Kenduri laut ini dilangsungkan dengan menggalang iuran dari para nelayan sesuai kemampuan. Mereka yang tergolong kaya, harus menyumbang lebih banyak. Besarnya sumbangan itu ditentukan melalui musyawarah yang melibatkan warga. Musyawarah itu juga menentukan jadwal pelaksanaan kenduri. 

Pertama-tama dalam upacara kenduri laot dimulai dengan tahap persiapan. Dalam tahap ini dipersiapkan antara lain berbagai persajian makanan yang diperuntukkan untuk tamu-tamu juga warga masyarakat yang mengikuti upacara. Selain itu juga dipersiapkan perlengkapan peusijuk sebagai prosesi utama pelaksanaan upacara kenduri laot dan juga perahu sebagai pengangkut sesaji yang akan dibawa ke tengah laut.
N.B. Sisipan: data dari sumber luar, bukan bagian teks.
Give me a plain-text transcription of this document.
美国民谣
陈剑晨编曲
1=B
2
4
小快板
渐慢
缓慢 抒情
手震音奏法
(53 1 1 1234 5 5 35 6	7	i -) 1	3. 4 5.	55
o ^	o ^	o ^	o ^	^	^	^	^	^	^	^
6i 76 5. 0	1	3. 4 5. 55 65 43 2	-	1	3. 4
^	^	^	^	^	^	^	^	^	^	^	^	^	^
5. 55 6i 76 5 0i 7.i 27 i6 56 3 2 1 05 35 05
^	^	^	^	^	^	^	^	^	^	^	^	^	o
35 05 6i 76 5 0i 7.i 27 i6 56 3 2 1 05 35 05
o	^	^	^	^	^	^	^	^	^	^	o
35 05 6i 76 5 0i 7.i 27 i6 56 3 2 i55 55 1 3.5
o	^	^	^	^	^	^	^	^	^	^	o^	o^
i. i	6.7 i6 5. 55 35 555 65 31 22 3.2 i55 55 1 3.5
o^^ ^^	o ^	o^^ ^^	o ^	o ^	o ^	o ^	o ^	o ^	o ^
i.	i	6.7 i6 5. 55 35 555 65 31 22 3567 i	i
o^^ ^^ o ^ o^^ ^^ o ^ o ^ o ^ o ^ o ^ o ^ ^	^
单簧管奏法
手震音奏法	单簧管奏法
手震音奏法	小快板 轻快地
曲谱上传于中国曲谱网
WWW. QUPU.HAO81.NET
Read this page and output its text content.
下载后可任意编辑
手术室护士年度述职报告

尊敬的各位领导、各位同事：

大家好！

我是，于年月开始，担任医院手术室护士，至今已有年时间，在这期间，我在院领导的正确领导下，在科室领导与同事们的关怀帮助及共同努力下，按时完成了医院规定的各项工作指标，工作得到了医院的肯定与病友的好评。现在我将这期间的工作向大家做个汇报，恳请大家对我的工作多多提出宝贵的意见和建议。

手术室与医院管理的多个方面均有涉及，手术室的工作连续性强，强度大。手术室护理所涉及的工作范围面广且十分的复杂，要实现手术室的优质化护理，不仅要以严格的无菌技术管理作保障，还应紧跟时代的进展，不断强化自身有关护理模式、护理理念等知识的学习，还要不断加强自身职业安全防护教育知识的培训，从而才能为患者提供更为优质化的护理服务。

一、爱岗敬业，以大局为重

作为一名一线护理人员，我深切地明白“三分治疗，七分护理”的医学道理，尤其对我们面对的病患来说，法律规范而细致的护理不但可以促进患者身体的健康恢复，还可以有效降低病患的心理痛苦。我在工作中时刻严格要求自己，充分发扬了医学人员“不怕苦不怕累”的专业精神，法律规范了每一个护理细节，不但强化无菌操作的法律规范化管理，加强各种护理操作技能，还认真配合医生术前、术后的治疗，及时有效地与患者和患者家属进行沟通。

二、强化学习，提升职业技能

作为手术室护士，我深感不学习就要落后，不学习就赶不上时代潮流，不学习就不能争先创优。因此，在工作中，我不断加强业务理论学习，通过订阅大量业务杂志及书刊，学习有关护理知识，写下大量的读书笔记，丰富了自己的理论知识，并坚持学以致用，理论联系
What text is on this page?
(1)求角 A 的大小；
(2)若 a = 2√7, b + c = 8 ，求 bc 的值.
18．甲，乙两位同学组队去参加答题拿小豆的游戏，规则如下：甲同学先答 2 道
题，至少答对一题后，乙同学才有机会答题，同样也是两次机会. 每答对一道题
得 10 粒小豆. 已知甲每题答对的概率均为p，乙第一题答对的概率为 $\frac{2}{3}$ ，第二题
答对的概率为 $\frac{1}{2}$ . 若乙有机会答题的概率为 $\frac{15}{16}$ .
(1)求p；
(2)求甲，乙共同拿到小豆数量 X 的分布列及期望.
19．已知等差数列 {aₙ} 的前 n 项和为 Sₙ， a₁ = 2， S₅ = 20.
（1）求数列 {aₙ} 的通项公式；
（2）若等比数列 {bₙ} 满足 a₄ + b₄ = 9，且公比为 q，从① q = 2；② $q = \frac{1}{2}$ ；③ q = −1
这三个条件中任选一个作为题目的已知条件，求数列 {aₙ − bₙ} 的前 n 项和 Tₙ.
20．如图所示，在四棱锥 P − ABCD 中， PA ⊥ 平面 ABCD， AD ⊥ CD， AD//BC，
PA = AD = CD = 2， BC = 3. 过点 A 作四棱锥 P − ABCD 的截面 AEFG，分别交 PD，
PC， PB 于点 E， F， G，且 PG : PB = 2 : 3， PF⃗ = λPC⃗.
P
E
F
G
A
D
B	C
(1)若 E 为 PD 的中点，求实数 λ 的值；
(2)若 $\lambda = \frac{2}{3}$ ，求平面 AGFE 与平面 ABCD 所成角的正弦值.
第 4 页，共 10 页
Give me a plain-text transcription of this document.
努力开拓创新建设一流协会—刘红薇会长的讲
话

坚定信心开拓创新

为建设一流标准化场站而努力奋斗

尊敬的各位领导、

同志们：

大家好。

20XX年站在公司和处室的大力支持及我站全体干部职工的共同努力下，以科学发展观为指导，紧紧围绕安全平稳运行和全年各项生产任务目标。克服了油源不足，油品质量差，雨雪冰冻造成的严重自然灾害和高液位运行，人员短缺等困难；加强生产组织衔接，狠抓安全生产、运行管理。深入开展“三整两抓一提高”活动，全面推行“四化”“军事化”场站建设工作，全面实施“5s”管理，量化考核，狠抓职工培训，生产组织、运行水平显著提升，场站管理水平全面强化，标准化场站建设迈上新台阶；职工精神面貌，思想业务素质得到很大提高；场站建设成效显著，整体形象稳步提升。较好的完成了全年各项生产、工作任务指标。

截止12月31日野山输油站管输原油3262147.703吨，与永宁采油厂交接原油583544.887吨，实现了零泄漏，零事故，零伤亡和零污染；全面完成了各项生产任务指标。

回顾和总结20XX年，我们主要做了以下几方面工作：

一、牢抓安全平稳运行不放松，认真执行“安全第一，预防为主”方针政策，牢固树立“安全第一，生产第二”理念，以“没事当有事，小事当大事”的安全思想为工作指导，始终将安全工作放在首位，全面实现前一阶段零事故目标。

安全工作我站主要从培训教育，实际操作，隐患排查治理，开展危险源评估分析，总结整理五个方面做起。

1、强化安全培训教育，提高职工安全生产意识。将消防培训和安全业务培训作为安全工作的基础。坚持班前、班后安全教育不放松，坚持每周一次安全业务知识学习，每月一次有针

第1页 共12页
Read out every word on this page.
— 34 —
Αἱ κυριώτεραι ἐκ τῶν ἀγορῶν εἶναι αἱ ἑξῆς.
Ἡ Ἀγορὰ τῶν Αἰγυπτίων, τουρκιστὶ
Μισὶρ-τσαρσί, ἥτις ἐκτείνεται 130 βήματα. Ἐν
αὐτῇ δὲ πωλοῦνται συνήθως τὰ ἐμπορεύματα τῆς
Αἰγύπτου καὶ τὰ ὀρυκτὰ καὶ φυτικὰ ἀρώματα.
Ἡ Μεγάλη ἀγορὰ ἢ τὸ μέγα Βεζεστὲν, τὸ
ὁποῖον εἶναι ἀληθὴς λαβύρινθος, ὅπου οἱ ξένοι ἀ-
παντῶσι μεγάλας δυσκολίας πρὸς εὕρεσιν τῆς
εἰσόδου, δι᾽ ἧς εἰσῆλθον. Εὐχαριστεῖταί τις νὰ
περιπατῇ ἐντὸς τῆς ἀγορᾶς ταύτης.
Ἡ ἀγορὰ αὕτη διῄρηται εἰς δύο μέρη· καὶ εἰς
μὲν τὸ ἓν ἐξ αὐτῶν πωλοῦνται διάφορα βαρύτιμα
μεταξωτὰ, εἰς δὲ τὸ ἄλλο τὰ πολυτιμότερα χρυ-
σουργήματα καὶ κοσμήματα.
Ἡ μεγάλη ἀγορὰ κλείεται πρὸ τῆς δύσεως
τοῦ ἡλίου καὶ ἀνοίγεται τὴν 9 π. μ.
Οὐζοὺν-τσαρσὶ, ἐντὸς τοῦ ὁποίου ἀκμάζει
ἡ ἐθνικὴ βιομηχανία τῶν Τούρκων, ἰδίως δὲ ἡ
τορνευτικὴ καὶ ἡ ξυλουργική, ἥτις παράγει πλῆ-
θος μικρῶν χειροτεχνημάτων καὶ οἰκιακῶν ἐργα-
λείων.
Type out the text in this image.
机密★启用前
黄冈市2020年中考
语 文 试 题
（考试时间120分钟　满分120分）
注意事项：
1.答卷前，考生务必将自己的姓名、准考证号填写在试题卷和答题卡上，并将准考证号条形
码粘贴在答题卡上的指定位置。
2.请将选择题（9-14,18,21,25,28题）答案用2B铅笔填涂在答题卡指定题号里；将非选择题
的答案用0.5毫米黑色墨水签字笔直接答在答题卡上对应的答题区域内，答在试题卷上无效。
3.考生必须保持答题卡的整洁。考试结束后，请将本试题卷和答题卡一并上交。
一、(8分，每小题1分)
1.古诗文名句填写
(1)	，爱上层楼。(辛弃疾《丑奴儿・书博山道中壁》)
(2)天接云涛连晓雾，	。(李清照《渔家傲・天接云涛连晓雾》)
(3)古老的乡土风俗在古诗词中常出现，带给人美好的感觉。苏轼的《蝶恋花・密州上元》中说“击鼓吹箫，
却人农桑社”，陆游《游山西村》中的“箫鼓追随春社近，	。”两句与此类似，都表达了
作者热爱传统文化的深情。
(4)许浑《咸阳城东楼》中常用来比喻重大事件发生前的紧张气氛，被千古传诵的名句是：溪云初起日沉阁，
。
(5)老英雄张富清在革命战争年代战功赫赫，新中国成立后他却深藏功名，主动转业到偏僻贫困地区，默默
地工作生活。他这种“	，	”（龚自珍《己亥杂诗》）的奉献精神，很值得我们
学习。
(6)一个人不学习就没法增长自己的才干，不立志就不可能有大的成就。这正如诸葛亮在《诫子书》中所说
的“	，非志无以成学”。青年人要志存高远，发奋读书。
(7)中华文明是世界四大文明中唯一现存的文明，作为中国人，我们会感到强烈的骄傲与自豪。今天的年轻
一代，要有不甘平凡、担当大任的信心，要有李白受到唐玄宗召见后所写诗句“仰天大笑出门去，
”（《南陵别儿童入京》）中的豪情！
Setelah berbagai keperluan yang digunakan untuk prosesi upacara tersedia, maka tahap berikutnya yaitu pelaksanaan upacara. Dalam pelaksanaannya upacara kenduri laot memiliki perbedaan-perbedaan pada daerah yang melaksanakannya baik mengenai waktu ataupun ritual didalamnya, namun pada intinya sama. Tahap ini dimulai pada pagi hari atau setelah sembahyang Shubuh selesai dilakukan. Peserta pertama yang hadir adalah peserta tadarrus membaca ayat-ayat suci Al-Quran.

Setelah itu panglima laot memulai memandaikan kerbau yang akan disembelih, selesai dimandikan kerbau tersebut dipeusijuk(ditepung tawari) oleh panglima laot yang diikuti oleh teungku/imum dan tokoh masyarakat. Ketika panglima laot mempeusijuk (menepung tawari) kerbau, panglima laot dan peserta-peserta yang hadir secara bersama-sama membaca takbir dan shalawat Nabi. Setelah kerbau tersebut selesai dipeusijuk kemudian disembelih.

Adakalanya di daerah lain, sebelum kerbau disembelih, kerbau tersebut selama tujuh hari setiap sore sehabis shalat asar dilakukan upacara, yaitu diaraknya kerbau menyusuri bibir pantai wilayah pantai dalam suatu kemukiman. Tidak mengherankan selama tujuh hari sebelum acara kenduri laot dilaksanakan, pantai selalu penuh ramai oleh masyarakat yang menyaksikannya.

Daging kerbau yang telah selesai disembelih kemudian dimasak. Semua masakan baik daging kerbau maupun makanan lainnya tidak dibenarkan dimakan sebelum ada perintah dari panglima laot dan panitia. Setelah daging dan nasi dimasak sebagian langsung dipisahkan, untuk dinaikkan ke perahu bersama-sama dengan orang-orang yang membaca doa. Sisa dari kerbau yang tidak dimasak seperti isi perut dimasukkan kembali dalam kulit kerbau dan dijahit seperti semula. Perahu yang membawa rombongan berangkat menuju ke tengah laut dengan membawa sesaji berupa kepala kerbau dan isi perut serta tulang untuk dibuang ke tengah laut. Dalam perjalanannya ke tengah laut tersebut dikumandangkan pula azan. Setelah kira-kira sampai ditengah laut kemudian kapal yang membawa sesaji tersebut berhenti dan menurunkan sesaji yang dibawa tersebut dan dilanjutkan dengan membaca doa dari ayat-ayat Al-Quran seperti surat Yasin, Surat Al-Fatihah, Surat Al-Ikhlas, serta doa-doa selamat dan doa syukur. 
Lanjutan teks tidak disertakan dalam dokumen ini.